Oft wird von der Vielfalt der Kulturen und Religionen nur geredet, in Barcelona war sie Realität: Über 700 Frauen aus 36 Ländern kamen im August zur Zweiten Europäischen Frauensynode in die katalanische Hauptstadt, um Perspektiven für ein pluralistisches Europa zu entwickeln. Dabei setzten sie Maßstäbe für den interkulturellen Dialog, die auch die offiziellen Kirchen nicht unberührt lassen werden.

"Du wirst es nicht glauben", erzählte meine Zimmergenossin Marlis amüsiert, "da habe ich doch eben eine muslimische Frau für eine katholische Nonne gehalten!" Wieder was gelernt: Nicht alle Muslimas verknoten ihr Kopftuch unterm Kinn, manche binden es im Nacken zusammen, ähnlich wie viele Ordensschwestern. Solche Aha-Erlebnisse waren typisch für die Frauensynode.
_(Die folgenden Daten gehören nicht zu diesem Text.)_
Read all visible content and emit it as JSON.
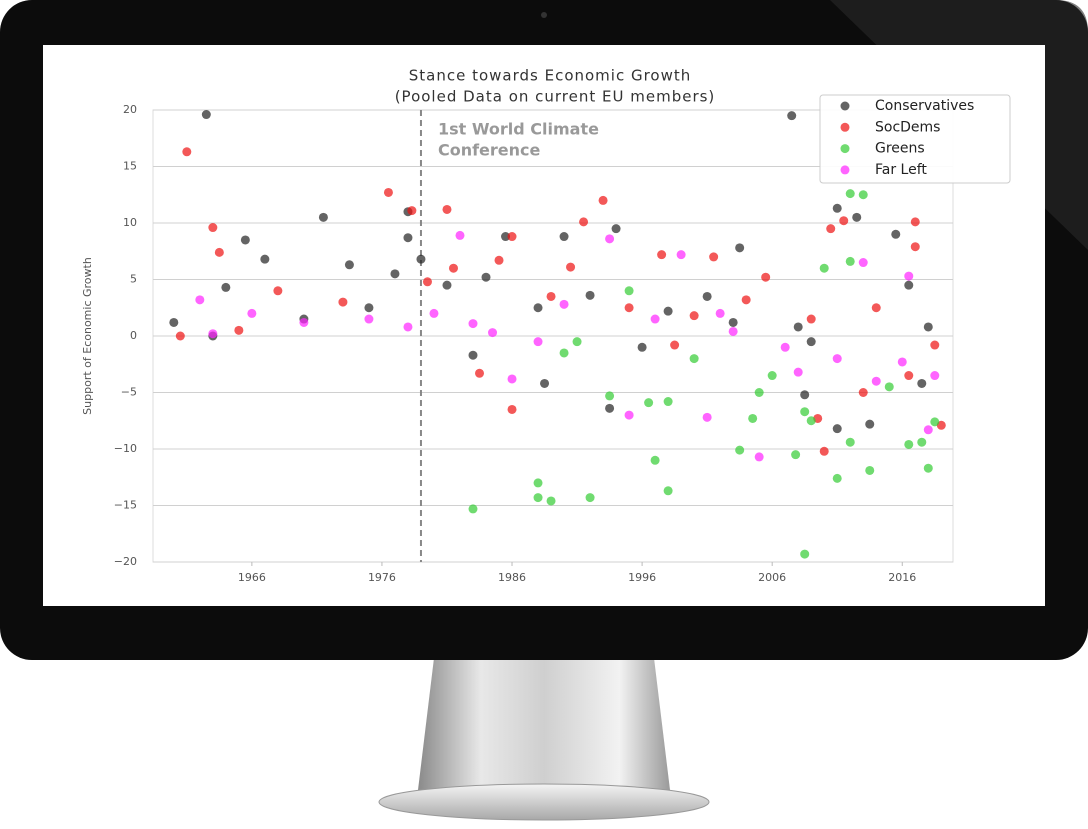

Und das sollte auch so sein: Wohlweislich war nämlich aus den Namensschildern nichts über die Konfession oder Religionszugehörigkeit der Betreffenden zu erfahren. Dort stand nur, was wirklich wichtig ist, um miteinander ins Gespräch zu kommen: welche Sprachen eine kann.
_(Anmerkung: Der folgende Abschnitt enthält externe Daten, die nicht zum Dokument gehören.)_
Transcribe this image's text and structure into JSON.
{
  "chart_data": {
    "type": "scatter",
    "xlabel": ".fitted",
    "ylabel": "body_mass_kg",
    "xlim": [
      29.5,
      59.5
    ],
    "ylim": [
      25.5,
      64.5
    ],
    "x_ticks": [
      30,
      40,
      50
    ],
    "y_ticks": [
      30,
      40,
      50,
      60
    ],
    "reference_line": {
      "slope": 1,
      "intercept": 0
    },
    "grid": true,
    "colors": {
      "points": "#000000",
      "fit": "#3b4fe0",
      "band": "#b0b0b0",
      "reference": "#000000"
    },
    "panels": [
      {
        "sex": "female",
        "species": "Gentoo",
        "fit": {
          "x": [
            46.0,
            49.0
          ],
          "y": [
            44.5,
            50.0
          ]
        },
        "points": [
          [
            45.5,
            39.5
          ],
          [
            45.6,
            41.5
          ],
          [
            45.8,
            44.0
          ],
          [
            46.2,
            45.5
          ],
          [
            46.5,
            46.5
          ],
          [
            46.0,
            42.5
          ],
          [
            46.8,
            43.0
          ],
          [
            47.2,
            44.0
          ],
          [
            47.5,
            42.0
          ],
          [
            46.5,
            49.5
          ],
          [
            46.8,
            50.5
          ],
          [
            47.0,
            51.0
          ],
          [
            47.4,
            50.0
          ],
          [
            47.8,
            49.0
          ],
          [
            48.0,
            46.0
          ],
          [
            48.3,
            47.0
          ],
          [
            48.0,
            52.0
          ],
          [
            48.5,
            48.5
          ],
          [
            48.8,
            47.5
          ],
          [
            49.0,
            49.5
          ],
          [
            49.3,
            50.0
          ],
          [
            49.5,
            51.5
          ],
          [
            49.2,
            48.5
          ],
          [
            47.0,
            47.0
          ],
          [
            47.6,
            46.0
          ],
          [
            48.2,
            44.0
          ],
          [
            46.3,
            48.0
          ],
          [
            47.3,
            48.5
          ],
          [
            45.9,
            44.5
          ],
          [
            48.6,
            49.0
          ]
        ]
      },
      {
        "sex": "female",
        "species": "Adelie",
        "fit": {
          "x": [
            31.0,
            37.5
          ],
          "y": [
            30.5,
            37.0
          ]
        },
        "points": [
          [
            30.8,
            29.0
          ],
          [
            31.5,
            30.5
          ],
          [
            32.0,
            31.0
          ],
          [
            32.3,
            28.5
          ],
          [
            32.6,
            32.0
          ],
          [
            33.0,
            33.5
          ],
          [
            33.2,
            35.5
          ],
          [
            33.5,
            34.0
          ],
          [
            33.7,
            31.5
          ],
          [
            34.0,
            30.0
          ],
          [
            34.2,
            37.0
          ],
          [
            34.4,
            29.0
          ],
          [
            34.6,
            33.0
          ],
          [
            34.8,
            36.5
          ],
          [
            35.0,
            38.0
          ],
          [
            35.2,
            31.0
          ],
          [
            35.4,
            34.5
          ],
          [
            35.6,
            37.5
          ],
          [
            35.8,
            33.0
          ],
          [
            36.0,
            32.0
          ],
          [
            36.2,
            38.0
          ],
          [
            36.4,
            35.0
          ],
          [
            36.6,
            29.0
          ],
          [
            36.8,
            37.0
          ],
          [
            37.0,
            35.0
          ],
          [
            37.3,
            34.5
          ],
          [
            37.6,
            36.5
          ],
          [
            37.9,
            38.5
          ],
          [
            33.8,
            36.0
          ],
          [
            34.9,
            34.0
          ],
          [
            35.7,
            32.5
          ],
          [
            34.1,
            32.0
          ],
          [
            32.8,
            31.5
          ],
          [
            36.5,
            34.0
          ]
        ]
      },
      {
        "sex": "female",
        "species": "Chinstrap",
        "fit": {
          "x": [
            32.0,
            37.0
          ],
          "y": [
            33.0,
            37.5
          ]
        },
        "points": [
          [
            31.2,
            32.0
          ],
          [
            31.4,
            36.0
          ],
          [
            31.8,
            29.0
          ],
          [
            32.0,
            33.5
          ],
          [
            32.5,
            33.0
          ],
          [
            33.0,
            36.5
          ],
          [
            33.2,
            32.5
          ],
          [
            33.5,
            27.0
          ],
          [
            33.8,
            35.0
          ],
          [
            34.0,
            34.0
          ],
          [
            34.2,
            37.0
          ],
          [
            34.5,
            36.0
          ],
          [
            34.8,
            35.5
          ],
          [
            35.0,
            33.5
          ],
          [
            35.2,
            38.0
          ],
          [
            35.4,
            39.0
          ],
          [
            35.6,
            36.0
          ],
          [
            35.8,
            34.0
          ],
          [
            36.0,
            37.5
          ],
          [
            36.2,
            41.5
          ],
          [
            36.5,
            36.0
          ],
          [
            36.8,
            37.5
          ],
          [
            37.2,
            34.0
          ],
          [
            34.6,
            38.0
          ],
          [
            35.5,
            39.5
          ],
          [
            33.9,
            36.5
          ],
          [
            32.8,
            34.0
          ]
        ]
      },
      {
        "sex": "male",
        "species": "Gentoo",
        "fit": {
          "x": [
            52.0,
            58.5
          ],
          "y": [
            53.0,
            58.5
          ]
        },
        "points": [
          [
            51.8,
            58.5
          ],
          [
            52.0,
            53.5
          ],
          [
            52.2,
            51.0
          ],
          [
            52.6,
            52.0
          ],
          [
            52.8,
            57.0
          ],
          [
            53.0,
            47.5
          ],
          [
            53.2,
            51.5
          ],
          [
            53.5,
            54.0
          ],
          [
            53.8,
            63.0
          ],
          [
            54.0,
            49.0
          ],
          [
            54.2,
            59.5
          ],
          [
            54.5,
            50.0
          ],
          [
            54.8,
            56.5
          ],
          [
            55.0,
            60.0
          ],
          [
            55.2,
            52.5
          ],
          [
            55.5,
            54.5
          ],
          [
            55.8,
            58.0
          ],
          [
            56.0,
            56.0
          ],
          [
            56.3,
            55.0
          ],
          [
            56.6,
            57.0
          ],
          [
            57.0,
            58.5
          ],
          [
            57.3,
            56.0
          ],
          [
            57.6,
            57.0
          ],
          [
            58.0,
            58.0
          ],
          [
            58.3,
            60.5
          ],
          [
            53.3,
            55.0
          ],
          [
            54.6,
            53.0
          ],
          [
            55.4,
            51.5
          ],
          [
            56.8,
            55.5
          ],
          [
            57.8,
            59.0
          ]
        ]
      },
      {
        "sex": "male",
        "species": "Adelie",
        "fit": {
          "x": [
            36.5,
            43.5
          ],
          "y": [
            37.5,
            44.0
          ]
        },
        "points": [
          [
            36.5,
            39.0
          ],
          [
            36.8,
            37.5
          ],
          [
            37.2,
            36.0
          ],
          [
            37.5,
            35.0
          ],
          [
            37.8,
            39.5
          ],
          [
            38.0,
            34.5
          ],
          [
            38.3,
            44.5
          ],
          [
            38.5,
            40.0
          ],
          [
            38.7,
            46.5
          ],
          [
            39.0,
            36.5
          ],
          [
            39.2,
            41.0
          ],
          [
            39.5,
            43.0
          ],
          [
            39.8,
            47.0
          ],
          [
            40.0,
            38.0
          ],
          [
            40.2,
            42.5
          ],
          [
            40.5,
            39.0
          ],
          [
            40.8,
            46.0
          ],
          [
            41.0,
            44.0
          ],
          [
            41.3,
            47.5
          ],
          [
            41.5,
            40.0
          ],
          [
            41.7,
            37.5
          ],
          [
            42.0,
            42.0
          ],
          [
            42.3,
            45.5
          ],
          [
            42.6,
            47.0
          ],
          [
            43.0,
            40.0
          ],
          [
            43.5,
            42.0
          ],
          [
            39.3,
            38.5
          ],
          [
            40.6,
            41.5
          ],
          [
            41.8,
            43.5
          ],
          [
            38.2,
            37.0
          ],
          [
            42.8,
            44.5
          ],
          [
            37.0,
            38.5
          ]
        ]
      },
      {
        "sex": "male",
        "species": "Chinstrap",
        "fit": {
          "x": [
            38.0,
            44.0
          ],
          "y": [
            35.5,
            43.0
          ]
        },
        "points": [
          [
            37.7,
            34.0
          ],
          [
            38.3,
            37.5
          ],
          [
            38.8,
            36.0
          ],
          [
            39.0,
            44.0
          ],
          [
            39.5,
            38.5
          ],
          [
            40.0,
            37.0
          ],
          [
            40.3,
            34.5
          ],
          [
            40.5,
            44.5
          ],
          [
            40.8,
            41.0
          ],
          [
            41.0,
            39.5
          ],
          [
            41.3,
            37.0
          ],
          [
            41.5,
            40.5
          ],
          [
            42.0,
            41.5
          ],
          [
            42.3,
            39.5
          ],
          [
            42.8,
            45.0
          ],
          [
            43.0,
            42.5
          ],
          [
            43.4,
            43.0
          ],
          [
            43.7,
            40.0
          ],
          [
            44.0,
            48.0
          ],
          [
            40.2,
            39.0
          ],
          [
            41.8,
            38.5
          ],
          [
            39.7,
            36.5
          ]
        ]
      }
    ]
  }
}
In Barcelona gab es keine Anträge, Abstimmungen und ähnlich langweilige Dinge, wie man sie sonst von Synoden gewöhnt ist. Dafür aber viel Raum und Gelegenheit zum Reden, in Workshops, beim Essen, zwischendurch, eigentlich dauernd. Denn die Organisatorinnen haben ganz richtig erkannt: Das, was Menschen wirklich verändert, was Vorteile abbaut und neue Perspektiven öffnet, ist die persönliche, direkte Begegnung von Mensch zu Mensch. Egal zu welcher Konfession eine gehört, ob sie Lesbe oder He-tera ist, Spanierin oder Schwedin, weiß oder schwarz. Was nicht heißt, dass solche Unterschiede keine Rolle spielen würden, im Gegenteil. Denn gerade sie sind es ja, die die Diskussionen interessant machen. Und wo hat man schon die Gelegenheit, mit einer italienischen Nonne über die Frauenordinationen zu diskutieren, oder mit einer norwegischen Pfarrerin über Mystik oder mit einer bulgarischen juristin über Politik und Spiritualität?

Mit einer harmlos-belanglosen Vielfalt ä la Merci hat das gar nichts zu tun. Wer miteinander redet, streitet sich auch. Als etwa die schwarze anglikanische Pfarrerin Rose Hudson Wilkin die Debatte um homosexuelle Bischöfe in ihrer Kirche ein "weißes Mittelklassethema" nannte, regten sich einige Lesben mächtig auf. Ebenso ärgerten sich manche Katholikinnen über ihre exkommunizierten Glaubensschwestern, die in Barcelona eine weitere Frau zur Priesterin weihten. "So ein magisches Ritual!" schimpfte eine, "wenn ich eine Eucharistie feiern will, dann mache ich das einfach, dafür brauche ich doch kein Hokuspokus!" Schon die Themen, über die gestritten wurde, zeigen aber: Von den offiziellen, männerdominierten Kirchen haben sich viele religiös engagierte Frauen längst meilenweit entfernt. Deren um ihre eigene "Glaubwürdigkeit" besorgten Papiere, wie etwa das neueste Papst-Verdikt gegen homosexuelle Partnerschaften oder die Bedenken der Evangelischen Kirche in Deutschland gegen gemeinsame Gebete von Christen und Muslimen, lösten in Barcelona nur Kopfschütteln aus.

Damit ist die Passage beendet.